Andreas said:
I'm dreaming of reliable, non-full rebuilds. They shouldn't
depend on developers following guidelines (which all have their
"accepted exceptions", anyway), and shouldn't even depend on
developers contributing correct code (but detect all errors,
even those caused only in dependent classes.)
I'm viewing this problem from a CM point of view (although I'm
rather developer than CM). Any change that gets into the repository
might have been checked in by a monkey, as well as by a senior expert.
The build process shouldn't care. It should in the end say: "yes, the
project has been built", or "it could not be built due to these
errors, and furthermore the build process should do this with minimal
use of processor-ressources (on whatever machine it is applied, be it
developer's workstation, or a dedicated compile-server).
I'm aware, that such a build-tool-chain is either not existing now,
or at least not known to anyone participating in this thread.
I'd like to discuss how this could be done. First, what is
principially possible to do - where are the theoretic limits?
Would dependency-management be necessarily more expensive than
the unconditional full compile?
I've thought about this a bit, though not to the point of creating a design,
much less building prototypes. It seems to me that this approach is worth
investigating:
1. The interface of each class C in the system needs to be captured and
stored persistently, where "interface" means method signatures, field
definitions, and constant values. Superclass name too, to cover the changes
that can occur if what C inherits changes.
2. Dependencies also need to be captured and stored persistently. This will
be information of the form:
. Class D depends on (some feature of) the interface of class C
3. Whenever a class is compiled successfully:
A. Its new interface is constructed.
B. Changes to the previous interface are computed, and all classes dependent
upon something that changed arerked invalid (except for other classes
compiled by the same invocation of javac, of course -- they're up to date
and will be marked valid).
C. Its new dependencies are calculated.
D. Its stored interface and dependencies are updated.
E. It marked valid
4. Whenever a group of Java files is to be rebuilt, e.g. by Ant's <javac>
task, any classes marked invalid in step 3 are recompiled, in addition to
classes that are not up-to-date with their source files.
Notes:
"Class" is used a bit ambiguously above, sometimes to mean a .class file,
sometimes to mean all of the .class files built from a single source file.

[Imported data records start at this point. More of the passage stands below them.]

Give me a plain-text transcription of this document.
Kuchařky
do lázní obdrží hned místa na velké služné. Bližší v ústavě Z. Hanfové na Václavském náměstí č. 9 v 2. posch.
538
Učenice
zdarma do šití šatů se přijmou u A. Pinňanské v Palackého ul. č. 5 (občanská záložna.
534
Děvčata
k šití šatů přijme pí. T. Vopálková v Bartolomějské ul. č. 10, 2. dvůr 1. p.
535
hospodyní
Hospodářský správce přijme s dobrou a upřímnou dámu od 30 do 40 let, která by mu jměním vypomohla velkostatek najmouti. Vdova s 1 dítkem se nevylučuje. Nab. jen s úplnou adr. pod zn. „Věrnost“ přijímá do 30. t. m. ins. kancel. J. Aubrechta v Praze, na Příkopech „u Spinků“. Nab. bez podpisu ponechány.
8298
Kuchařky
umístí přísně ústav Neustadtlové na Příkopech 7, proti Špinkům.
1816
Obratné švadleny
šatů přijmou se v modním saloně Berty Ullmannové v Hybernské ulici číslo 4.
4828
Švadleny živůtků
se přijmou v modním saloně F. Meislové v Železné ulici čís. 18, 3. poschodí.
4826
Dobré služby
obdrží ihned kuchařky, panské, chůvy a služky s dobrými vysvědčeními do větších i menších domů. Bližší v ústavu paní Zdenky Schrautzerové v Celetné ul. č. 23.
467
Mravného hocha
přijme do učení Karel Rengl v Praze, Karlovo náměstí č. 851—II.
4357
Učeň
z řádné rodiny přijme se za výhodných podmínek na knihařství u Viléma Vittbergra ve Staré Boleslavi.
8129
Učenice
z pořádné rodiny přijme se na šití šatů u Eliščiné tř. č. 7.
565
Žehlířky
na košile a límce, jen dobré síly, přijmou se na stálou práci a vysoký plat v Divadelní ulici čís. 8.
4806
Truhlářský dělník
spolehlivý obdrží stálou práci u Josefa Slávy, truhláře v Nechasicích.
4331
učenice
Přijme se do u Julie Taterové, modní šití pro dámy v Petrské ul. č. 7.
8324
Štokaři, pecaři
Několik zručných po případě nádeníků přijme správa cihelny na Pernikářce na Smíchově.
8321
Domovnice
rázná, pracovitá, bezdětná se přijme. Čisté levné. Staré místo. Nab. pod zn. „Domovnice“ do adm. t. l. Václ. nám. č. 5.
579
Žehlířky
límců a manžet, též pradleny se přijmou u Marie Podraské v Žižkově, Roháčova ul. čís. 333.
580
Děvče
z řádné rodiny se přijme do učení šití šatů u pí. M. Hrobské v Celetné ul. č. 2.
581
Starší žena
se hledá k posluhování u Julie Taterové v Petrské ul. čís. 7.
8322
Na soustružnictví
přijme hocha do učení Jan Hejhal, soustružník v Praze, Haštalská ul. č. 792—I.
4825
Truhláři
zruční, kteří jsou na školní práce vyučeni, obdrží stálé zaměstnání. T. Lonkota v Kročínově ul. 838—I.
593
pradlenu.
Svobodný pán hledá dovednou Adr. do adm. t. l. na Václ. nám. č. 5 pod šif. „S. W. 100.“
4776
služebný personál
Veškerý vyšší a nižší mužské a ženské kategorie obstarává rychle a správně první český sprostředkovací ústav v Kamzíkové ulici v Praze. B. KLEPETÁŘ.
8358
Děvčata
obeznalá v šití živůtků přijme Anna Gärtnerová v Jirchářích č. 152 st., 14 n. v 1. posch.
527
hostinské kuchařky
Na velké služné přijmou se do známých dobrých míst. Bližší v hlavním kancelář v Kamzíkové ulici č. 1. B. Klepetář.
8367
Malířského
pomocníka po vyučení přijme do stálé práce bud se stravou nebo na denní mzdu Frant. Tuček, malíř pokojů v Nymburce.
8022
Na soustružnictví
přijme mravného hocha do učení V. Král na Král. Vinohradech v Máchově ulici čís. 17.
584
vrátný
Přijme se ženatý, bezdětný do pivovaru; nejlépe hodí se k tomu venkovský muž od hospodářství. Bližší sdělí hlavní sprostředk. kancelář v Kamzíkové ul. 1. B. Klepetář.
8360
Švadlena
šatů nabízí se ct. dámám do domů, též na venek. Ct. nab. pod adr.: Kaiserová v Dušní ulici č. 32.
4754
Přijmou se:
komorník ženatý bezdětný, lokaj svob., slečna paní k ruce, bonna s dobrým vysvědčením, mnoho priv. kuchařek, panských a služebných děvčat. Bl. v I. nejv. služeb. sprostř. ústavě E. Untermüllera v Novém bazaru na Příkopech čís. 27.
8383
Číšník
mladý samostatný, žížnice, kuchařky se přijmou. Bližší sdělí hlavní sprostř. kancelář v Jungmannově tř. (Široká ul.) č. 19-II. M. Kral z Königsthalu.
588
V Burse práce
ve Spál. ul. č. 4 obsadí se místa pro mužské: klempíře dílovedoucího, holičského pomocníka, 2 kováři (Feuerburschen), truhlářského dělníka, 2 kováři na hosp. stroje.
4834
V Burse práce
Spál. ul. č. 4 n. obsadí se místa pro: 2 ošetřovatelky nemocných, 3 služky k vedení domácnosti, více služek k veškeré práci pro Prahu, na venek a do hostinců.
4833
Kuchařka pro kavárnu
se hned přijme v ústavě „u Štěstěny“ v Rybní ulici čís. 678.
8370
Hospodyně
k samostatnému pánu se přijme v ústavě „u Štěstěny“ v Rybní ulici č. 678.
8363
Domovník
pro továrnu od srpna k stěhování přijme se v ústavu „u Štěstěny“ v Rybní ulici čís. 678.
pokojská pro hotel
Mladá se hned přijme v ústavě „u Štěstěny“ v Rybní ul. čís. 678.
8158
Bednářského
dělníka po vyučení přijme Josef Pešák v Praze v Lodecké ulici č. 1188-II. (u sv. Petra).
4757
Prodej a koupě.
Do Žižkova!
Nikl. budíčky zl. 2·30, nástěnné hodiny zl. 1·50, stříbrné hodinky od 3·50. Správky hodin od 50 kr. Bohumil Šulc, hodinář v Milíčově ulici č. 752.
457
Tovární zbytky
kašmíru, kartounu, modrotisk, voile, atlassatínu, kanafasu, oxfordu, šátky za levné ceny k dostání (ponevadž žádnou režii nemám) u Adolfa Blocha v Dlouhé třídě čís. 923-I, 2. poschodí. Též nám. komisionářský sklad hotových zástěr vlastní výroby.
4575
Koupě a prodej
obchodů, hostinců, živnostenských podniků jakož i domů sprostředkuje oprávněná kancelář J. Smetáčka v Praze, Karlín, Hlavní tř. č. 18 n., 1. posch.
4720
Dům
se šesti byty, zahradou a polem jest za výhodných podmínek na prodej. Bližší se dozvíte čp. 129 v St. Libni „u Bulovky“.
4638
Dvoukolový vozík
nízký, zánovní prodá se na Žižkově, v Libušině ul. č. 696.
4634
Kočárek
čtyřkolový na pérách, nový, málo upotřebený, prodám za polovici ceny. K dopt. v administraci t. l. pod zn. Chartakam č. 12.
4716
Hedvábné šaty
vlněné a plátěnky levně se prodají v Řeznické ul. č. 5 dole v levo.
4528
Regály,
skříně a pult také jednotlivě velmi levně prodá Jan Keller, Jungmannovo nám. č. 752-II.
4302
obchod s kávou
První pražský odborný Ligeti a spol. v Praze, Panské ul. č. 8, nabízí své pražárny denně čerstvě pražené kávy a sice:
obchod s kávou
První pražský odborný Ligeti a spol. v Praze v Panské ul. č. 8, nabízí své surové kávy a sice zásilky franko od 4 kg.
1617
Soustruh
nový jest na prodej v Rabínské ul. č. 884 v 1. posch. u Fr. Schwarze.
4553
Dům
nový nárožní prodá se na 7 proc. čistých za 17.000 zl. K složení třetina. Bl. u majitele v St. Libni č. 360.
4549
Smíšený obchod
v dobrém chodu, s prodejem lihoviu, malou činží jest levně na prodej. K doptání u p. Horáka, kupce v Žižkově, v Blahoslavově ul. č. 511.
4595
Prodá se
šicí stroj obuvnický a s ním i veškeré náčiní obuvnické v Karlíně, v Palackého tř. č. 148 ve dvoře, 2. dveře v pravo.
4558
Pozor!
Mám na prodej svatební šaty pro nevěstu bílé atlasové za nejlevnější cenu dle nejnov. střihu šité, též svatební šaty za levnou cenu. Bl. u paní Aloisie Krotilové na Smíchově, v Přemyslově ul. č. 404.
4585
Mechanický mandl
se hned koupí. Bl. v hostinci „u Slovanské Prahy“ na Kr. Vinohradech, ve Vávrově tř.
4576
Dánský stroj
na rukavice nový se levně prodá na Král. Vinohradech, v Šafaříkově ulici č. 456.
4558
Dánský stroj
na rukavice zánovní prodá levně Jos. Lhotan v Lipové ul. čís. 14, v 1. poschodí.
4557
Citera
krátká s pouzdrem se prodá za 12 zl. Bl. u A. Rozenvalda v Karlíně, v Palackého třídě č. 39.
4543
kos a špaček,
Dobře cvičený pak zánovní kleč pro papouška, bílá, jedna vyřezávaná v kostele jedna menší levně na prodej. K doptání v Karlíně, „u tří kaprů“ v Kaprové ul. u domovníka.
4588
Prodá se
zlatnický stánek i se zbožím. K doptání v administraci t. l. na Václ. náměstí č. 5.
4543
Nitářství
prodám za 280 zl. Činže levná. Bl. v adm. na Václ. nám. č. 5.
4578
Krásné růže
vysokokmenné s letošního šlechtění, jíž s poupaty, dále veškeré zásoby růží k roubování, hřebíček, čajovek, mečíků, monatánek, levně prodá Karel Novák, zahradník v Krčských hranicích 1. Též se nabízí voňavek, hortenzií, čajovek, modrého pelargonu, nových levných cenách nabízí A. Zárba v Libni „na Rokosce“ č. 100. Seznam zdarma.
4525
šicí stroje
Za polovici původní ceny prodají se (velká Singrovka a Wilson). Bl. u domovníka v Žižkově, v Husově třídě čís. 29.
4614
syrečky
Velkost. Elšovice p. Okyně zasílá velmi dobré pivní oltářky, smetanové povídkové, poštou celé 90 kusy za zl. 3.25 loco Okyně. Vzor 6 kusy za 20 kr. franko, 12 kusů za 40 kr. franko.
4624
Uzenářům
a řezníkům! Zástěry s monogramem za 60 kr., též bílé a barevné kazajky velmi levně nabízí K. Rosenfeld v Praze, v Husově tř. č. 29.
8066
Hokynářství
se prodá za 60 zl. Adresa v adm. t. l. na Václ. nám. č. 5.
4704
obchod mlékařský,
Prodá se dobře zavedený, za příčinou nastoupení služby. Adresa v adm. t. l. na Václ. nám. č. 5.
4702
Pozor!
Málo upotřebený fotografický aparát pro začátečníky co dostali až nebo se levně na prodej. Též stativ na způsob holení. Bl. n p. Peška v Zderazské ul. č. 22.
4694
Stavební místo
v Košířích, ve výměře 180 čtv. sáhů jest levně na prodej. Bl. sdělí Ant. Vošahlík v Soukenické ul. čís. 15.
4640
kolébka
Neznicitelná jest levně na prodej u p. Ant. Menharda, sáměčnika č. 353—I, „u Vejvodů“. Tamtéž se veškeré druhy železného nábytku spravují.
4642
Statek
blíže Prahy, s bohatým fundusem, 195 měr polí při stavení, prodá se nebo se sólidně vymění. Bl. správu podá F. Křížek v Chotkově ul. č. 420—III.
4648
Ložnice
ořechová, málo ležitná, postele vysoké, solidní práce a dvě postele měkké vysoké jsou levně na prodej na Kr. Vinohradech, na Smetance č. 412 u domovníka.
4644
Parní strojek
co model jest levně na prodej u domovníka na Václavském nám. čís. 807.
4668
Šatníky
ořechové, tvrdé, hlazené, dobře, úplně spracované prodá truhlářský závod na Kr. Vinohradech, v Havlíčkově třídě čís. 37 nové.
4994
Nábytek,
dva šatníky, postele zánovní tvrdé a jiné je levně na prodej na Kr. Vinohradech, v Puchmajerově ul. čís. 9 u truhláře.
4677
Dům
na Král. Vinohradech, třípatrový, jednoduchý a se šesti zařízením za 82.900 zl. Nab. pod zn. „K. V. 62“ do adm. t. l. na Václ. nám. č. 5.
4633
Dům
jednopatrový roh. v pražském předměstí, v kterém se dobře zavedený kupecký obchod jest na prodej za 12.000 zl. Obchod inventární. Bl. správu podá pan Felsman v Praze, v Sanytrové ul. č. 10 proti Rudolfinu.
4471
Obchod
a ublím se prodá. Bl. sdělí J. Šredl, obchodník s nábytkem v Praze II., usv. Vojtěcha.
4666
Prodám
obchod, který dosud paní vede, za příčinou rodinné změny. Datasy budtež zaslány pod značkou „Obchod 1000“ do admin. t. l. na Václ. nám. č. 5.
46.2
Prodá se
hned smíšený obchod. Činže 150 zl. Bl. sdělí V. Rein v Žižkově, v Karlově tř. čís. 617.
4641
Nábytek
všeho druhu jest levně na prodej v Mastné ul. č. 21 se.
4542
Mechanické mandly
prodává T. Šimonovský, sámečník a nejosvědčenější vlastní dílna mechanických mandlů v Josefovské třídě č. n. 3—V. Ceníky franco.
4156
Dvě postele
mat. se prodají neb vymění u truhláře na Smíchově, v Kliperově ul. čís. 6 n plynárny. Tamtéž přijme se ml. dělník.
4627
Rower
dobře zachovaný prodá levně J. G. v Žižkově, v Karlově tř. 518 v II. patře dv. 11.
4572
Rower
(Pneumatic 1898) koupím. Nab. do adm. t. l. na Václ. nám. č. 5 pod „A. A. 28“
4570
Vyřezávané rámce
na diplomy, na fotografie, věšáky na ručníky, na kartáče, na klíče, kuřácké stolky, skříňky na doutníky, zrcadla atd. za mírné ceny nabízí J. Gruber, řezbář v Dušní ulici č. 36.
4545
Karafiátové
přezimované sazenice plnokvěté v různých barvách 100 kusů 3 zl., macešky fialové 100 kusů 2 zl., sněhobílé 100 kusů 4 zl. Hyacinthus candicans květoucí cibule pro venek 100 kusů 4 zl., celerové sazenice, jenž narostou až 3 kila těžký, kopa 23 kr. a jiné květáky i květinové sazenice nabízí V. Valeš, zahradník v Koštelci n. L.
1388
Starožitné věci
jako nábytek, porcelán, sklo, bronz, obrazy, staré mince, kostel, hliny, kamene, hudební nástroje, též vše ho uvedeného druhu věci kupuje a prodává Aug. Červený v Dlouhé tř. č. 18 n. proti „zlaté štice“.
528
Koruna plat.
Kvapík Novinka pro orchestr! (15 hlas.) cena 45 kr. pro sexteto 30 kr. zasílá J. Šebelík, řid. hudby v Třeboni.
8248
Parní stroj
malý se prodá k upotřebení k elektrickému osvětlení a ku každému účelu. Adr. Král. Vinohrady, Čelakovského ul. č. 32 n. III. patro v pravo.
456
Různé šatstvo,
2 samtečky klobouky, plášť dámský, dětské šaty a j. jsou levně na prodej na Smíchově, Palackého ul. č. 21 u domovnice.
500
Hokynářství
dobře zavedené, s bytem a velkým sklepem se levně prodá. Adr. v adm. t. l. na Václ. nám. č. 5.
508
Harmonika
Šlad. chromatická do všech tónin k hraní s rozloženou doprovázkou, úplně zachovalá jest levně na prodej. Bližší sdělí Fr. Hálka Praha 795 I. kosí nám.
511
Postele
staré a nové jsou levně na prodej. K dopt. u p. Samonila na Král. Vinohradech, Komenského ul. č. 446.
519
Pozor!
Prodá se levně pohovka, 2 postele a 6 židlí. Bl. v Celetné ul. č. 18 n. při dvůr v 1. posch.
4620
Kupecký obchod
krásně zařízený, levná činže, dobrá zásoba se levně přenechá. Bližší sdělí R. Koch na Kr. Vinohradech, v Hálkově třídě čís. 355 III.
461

Clearly if A$Inner depends upon B, it's A that's marked invalid when B
changes.
The obvious outstanding problems with the above are:
A. How granular should the dependency information be? If it's simply "A
depends on B", there will be a lot of unnecessary recompilations. If it's
"A depends separately on the following 20 method calls it makes to B", there
will be a vast amount of dependency information stored, updated, and
checked. I have no intuition for where the sweet spot lies.
B. How to generate the dependency information. I presume it can be
calculated from .class file analysis, but I haven't verified this in detail,
nor do I know how expensive that would be. It would be awfully nice if
javac would generate it for us, but it doesn't.
C. How to represent the dependency "C calls a method on an instance of D
that's inherited from E". I think all of this information is required: if
the method definition changes, it will change in E, but we also need to mark
C invalid if D is reparented.
Inheritance adds some wrinkles. If Sub overrides a method it inherits from
Super, that doesn't really change its interface. Classes which previously
called Sub.meth() don't have to be recompiled. On the other hand, if Sub
defines a field that hides a field defined in Super, classes that accessed
Super.field should be marked invalid.
Overloads add some more wrinkles. If a new overload is added, methods that
called the existing overloads and might now call the new one need to be
recompiled. For practical purposes, it should be fine to recompiled callers
to any of the previous overloads, even if they're wholly disjoint.
When a class is reparented, it probably makes more sense to mark all of its
dependents invalid, rather than to try to calculate exactly what changed.
Note that changing the interfaces an abstract class implements is a kind of
reparenting, since it can change the set of methods that the class defines.
I'm sure there are many more of these which further analysis would reveal.
One more note: this is an ideal open source project, since it could be
greatly useful to the development community and there is no money to be made
by solving it.